While the proposed deer culling in D.C.’s Rock Creek Park has been hung up by a lawsuit, Montgomery County started its own culling program in Rock Creek Stream Valley Park last month. But according to one animal rights group, not all the deer that get shot in Montgomery County die.
According to animal rights group In Defense of Animals, a Montgomery man walking in the woods on Feb. 23 saw a deer with part of its jaw blown open, as if shot during a controlled deer cull. (Gory photo after the jump.) When he contacted Montgomery park police to put the deer down, though, he was treated indifferently. “They basically told him that they can’t do anything,” says Anja Heister, a director at the animal rights group. “But they might be able to tell the sharpshooters about this deer, and they might be able to track the deer down the following evening.”
In Defense of Animals says the deer’s wound likely came from Montgomery sharpshooters. As far as Heister knows, the deer was never put out of its misery. “If she’s still alive, she’s going to die of infection, which you know is a very gruesome death,” she says.
I’m waiting to hear back from Montgomery officials in charge of the cull. But if the deer was a survivor from a cull, Heister says it’s an example of how deer culls are not as clean or simple as government agencies would suggest. She would prefer to see the deer population reduced, not with guns and bows, but with contraception.

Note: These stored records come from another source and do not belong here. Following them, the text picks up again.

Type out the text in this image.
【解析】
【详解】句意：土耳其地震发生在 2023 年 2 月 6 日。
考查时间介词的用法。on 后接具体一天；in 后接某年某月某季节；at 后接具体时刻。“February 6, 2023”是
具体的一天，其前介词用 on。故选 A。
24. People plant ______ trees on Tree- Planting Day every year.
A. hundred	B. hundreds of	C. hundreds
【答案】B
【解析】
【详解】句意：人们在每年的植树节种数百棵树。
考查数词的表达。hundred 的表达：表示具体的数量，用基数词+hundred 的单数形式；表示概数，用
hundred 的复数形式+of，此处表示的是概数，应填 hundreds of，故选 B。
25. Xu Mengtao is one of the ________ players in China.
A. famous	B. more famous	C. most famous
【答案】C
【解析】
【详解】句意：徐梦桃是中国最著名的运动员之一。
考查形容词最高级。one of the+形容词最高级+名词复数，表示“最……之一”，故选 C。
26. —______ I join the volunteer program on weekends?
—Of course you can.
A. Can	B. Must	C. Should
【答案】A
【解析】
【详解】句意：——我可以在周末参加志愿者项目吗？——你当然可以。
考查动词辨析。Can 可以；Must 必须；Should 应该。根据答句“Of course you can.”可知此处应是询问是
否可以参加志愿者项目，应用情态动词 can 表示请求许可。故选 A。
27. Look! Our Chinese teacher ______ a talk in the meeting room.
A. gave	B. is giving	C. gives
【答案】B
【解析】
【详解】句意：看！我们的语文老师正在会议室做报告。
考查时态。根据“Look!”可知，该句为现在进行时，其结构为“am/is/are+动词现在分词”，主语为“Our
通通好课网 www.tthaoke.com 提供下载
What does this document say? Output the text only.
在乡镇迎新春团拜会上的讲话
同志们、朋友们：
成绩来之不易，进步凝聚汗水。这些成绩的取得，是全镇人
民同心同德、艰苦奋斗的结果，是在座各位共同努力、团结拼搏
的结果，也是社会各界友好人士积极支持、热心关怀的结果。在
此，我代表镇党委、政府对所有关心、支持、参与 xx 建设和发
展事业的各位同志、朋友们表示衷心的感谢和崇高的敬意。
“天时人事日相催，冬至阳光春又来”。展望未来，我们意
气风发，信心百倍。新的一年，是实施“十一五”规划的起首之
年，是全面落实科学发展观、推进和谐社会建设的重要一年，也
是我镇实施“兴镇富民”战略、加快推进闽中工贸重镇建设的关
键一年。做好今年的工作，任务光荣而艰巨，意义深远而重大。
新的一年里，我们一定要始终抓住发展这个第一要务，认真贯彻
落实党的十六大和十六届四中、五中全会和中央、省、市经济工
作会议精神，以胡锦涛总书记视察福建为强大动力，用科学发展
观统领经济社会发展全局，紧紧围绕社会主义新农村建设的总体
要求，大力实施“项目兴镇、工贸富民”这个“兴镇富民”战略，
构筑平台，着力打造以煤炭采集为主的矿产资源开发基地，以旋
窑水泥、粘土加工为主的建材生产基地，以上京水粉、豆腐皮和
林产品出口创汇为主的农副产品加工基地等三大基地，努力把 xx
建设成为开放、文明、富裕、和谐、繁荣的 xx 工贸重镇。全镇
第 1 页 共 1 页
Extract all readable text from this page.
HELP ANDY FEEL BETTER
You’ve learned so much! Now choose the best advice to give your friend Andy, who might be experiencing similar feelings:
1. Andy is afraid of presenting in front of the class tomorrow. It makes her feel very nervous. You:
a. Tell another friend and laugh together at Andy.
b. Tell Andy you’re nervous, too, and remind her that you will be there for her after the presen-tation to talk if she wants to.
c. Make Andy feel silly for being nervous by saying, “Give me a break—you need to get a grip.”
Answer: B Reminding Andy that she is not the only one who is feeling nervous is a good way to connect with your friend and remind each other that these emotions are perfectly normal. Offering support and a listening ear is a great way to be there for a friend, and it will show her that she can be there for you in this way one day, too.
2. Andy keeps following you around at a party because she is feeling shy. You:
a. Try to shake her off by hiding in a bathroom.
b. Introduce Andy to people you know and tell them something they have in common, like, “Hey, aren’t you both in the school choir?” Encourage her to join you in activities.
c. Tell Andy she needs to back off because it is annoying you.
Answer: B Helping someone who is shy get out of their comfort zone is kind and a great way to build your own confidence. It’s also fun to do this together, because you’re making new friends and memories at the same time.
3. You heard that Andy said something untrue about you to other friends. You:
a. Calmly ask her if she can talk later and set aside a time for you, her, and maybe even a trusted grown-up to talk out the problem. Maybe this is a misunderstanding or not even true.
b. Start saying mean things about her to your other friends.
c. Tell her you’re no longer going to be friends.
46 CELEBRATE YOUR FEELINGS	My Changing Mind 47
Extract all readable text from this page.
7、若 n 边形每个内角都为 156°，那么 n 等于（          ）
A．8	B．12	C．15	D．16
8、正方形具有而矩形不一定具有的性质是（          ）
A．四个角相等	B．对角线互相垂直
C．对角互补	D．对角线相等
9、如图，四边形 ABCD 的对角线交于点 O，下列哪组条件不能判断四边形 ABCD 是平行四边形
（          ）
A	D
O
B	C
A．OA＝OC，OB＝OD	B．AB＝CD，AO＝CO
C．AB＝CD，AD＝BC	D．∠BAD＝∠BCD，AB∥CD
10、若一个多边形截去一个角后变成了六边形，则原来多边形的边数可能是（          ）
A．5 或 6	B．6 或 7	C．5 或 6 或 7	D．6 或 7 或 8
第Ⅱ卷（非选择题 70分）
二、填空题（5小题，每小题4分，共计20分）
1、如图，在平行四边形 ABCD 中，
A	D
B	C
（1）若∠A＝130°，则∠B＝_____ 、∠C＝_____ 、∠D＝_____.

Update, 5:20 p.m.: Rob Gibbs, a Montgomery County official who oversees the deer management program, says In Defense of Animals is drawing unfair conclusions about the culling. “I think they’re taking one animal that somebody saw, that nobody knows exactly what the injury came from, and kind of blowing it up,” Gibbs says.
The deer sharpshooting that started this year has resulted in 495 deer deaths, according to Gibbs. In the program’s history, only around 1 percent of bullets fired have resulted either in a miss or the failure to kill the deer immediately, he says.